Governor of Margarita
- In office 13 April 1643 – 23 March 1649
- Preceded by: Juan Luis de Camarena
- Succeeded by: Fernando de Mendoza Mate de Luna

= Francisco de Santillán y Argote =

Spanish soldier and colonial administrator

Francisco de Santillán y Argote was a Spanish soldier and colonial administrator who was governor of the Province of Margarita from 13 April 1643 to 23 March 1649.
He was succeeded by Fernando de Mendoza Mate de Luna.

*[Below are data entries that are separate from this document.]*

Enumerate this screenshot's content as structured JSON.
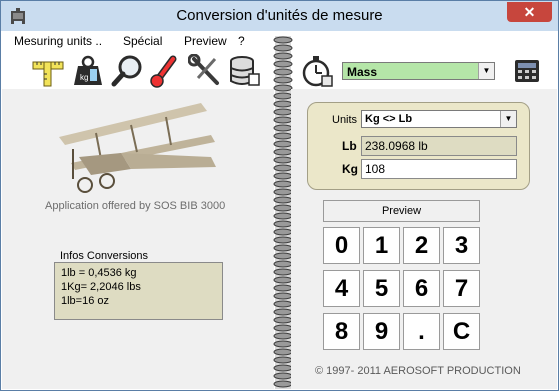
{
  "window": {
    "title": "Conversion d'unités de mesure",
    "close_glyph": "✕"
  },
  "menu": [
    "Mesuring units ..",
    "Spécial",
    "Preview",
    "?"
  ],
  "toolbar": {
    "icons": [
      "ruler-icon",
      "weight-icon",
      "magnifier-icon",
      "thermometer-icon",
      "tools-icon",
      "database-icon",
      "stopwatch-icon",
      "calculator-icon"
    ],
    "category": "Mass"
  },
  "left": {
    "credit": "Application offered by SOS BIB 3000",
    "info_title": "Infos  Conversions",
    "info_lines": [
      "1lb = 0,4536 kg",
      "1Kg= 2,2046 lbs",
      "1lb=16 oz"
    ]
  },
  "conversion": {
    "units_label": "Units",
    "units_value": "Kg <> Lb",
    "lb_label": "Lb",
    "lb_value": "238.0968 lb",
    "kg_label": "Kg",
    "kg_value": "108"
  },
  "preview_label": "Preview",
  "keypad": [
    "0",
    "1",
    "2",
    "3",
    "4",
    "5",
    "6",
    "7",
    "8",
    "9",
    ".",
    "C"
  ],
  "copyright": "©  1997- 2011 AEROSOFT PRODUCTION",
  "colors": {
    "titlebar": "#c9dcef",
    "mass_select": "#b5e6a8",
    "units_panel": "#ebe7c9",
    "info_box": "#dedcc2",
    "close_button": "#c7463d"
  }
}
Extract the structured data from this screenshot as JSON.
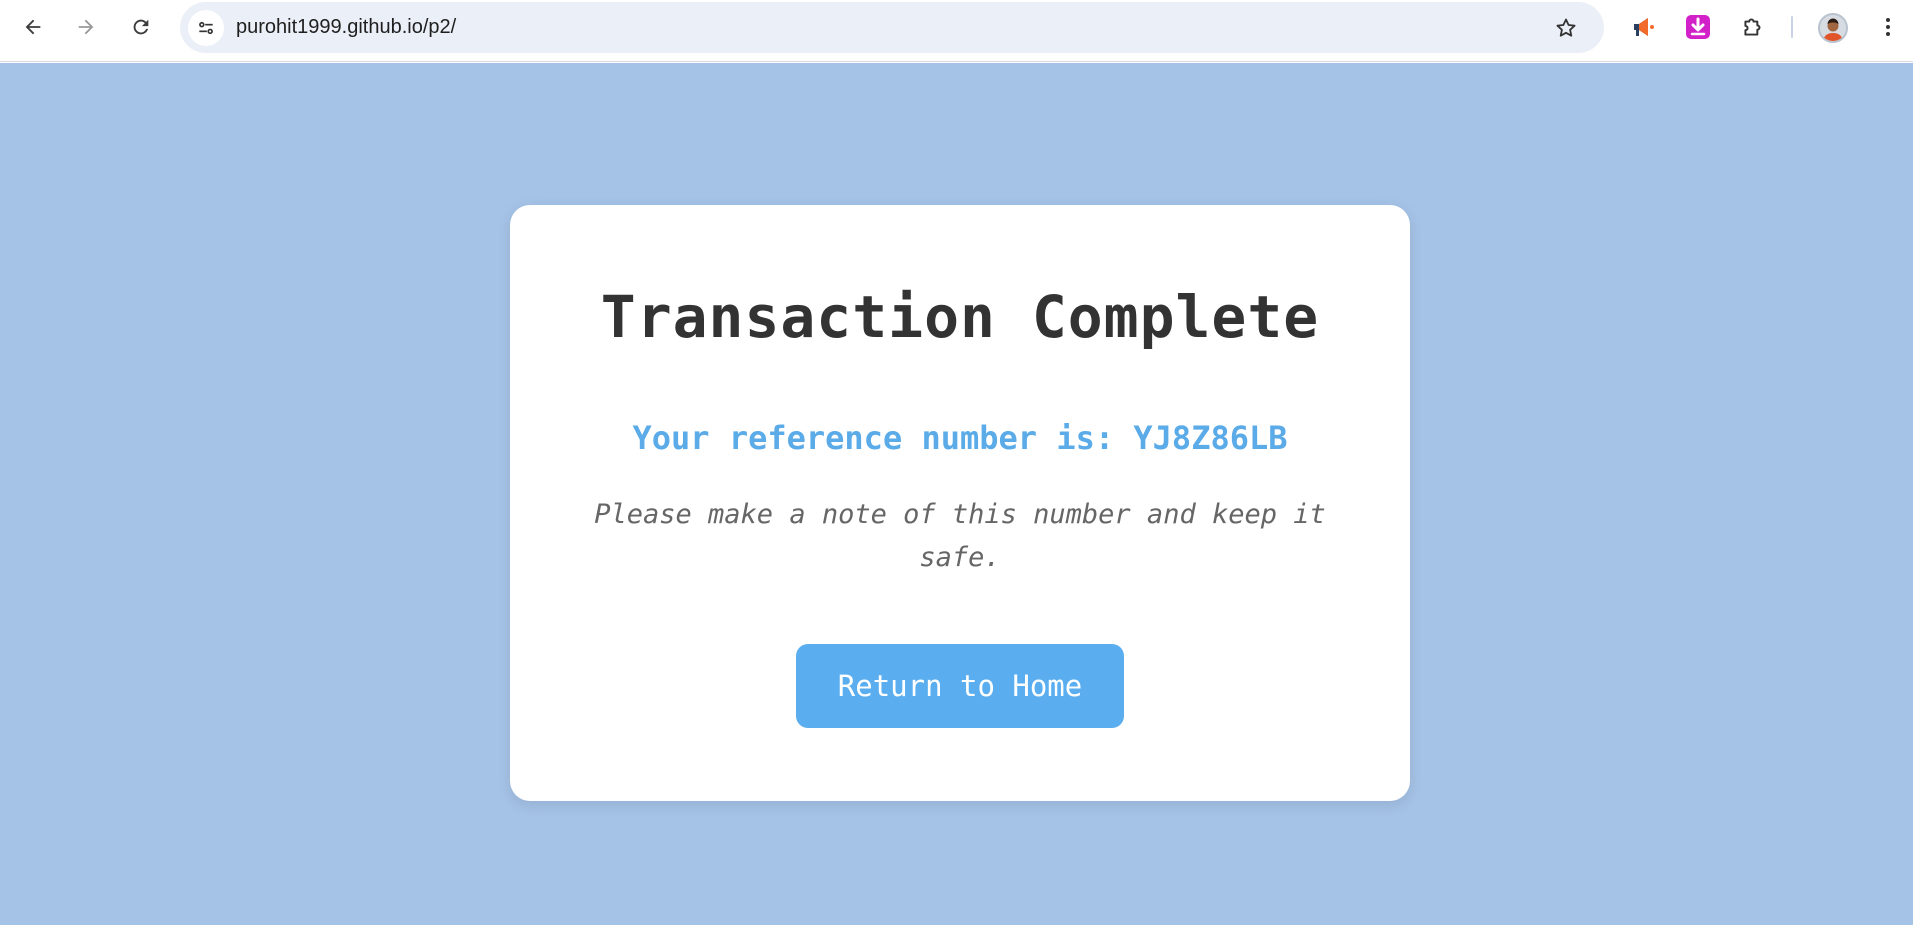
{
  "browser": {
    "url": "purohit1999.github.io/p2/",
    "icons": {
      "back": "back-arrow-icon",
      "forward": "forward-arrow-icon",
      "reload": "reload-icon",
      "site_info": "tune-icon",
      "bookmark": "star-icon",
      "extension_1": "megaphone-icon",
      "extension_2": "download-icon",
      "extensions_menu": "puzzle-icon",
      "profile": "avatar",
      "menu": "more-vert-icon"
    }
  },
  "page": {
    "title": "Transaction Complete",
    "reference_text": "Your reference number is: YJ8Z86LB",
    "note": "Please make a note of this number and keep it safe.",
    "return_button": "Return to Home"
  },
  "colors": {
    "background": "#a5c3e7",
    "card": "#ffffff",
    "accent": "#5aabe8",
    "button": "#5aaef0",
    "title": "#333333",
    "note": "#666666"
  }
}
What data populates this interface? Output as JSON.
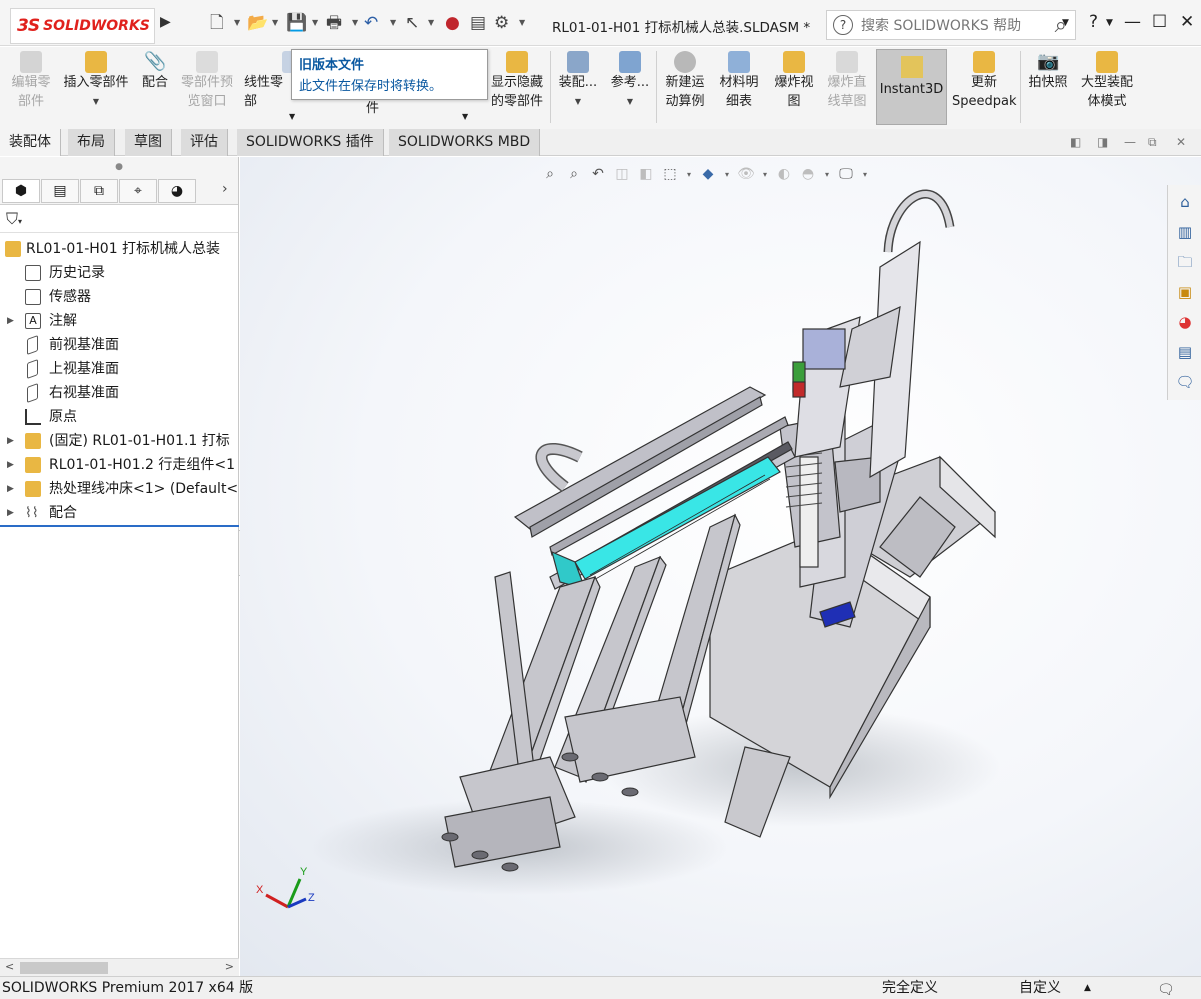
{
  "app": {
    "logo_text": "SOLIDWORKS",
    "logo_mark": "3S",
    "document_title": "RL01-01-H01 打标机械人总装.SLDASM *",
    "search_placeholder": "搜索 SOLIDWORKS 帮助",
    "help_label": "?",
    "window_controls": [
      "—",
      "☐",
      "✕"
    ]
  },
  "tooltip": {
    "title": "旧版本文件",
    "body": "此文件在保存时将转换。"
  },
  "ribbon": {
    "edit_part": "编辑零\n部件",
    "insert_component": "插入零部件",
    "mate": "配合",
    "preview_window": "零部件预\n览窗口",
    "linear_pattern": "线性零部",
    "linear_pattern_line2": "件",
    "show_hidden": "显示隐藏\n的零部件",
    "assembly": "装配...",
    "reference": "参考...",
    "motion_study": "新建运\n动算例",
    "bom": "材料明\n细表",
    "exploded_view": "爆炸视\n图",
    "explode_sketch": "爆炸直\n线草图",
    "instant3d": "Instant3D",
    "update_speedpak": "更新\nSpeedpak",
    "snapshot": "拍快照",
    "large_assembly": "大型装配\n体模式"
  },
  "tabs": [
    "装配体",
    "布局",
    "草图",
    "评估",
    "SOLIDWORKS 插件",
    "SOLIDWORKS MBD"
  ],
  "tree": {
    "root": "RL01-01-H01 打标机械人总装",
    "items": [
      {
        "label": "历史记录",
        "expandable": false
      },
      {
        "label": "传感器",
        "expandable": false
      },
      {
        "label": "注解",
        "expandable": true
      },
      {
        "label": "前视基准面",
        "expandable": false
      },
      {
        "label": "上视基准面",
        "expandable": false
      },
      {
        "label": "右视基准面",
        "expandable": false
      },
      {
        "label": "原点",
        "expandable": false
      },
      {
        "label": "(固定) RL01-01-H01.1 打标",
        "expandable": true
      },
      {
        "label": "RL01-01-H01.2 行走组件<1",
        "expandable": true
      },
      {
        "label": "热处理线冲床<1> (Default<",
        "expandable": true
      },
      {
        "label": "配合",
        "expandable": true
      }
    ]
  },
  "triad": {
    "x": "X",
    "y": "Y",
    "z": "Z"
  },
  "status": {
    "app_version": "SOLIDWORKS Premium 2017 x64 版",
    "definition": "完全定义",
    "custom": "自定义"
  },
  "colors": {
    "brand_red": "#e0211d",
    "tooltip_blue": "#0a58a0",
    "accent_cyan": "#39e6e6",
    "tree_divider": "#2a6cc7"
  }
}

Captain Francisco de Santillán y Argote was appointed Governor of the Isla Margarita and dispatched to take up that post by an order of 12 May 1643.
Don Juan Damián López de Haro was appointed Bishop of Puerto Rico in 1644, holding office until his death in 1648.
He found that the churches were extremely poor. He considered that the church was not getting the proper share of tithes, and directed that they should be paid in the cathedral to avoid abuses.
Santillan joined with Gregorio de Castellar y Mantilla, Governor and Captain-General of Cumaná, in opposing the decision, which they saw as a violation of the currently accepted property rights, and wanted to continue to collect tithes.
Don Damian died in Margarita on 20 September 1648 after a ship carrying plague arrived from Puerto Rico.
Two hundred other people died, according to Santillan's report to the court.

Francisco de Santillán y Argote was later made a Knight of the Order of Santiago.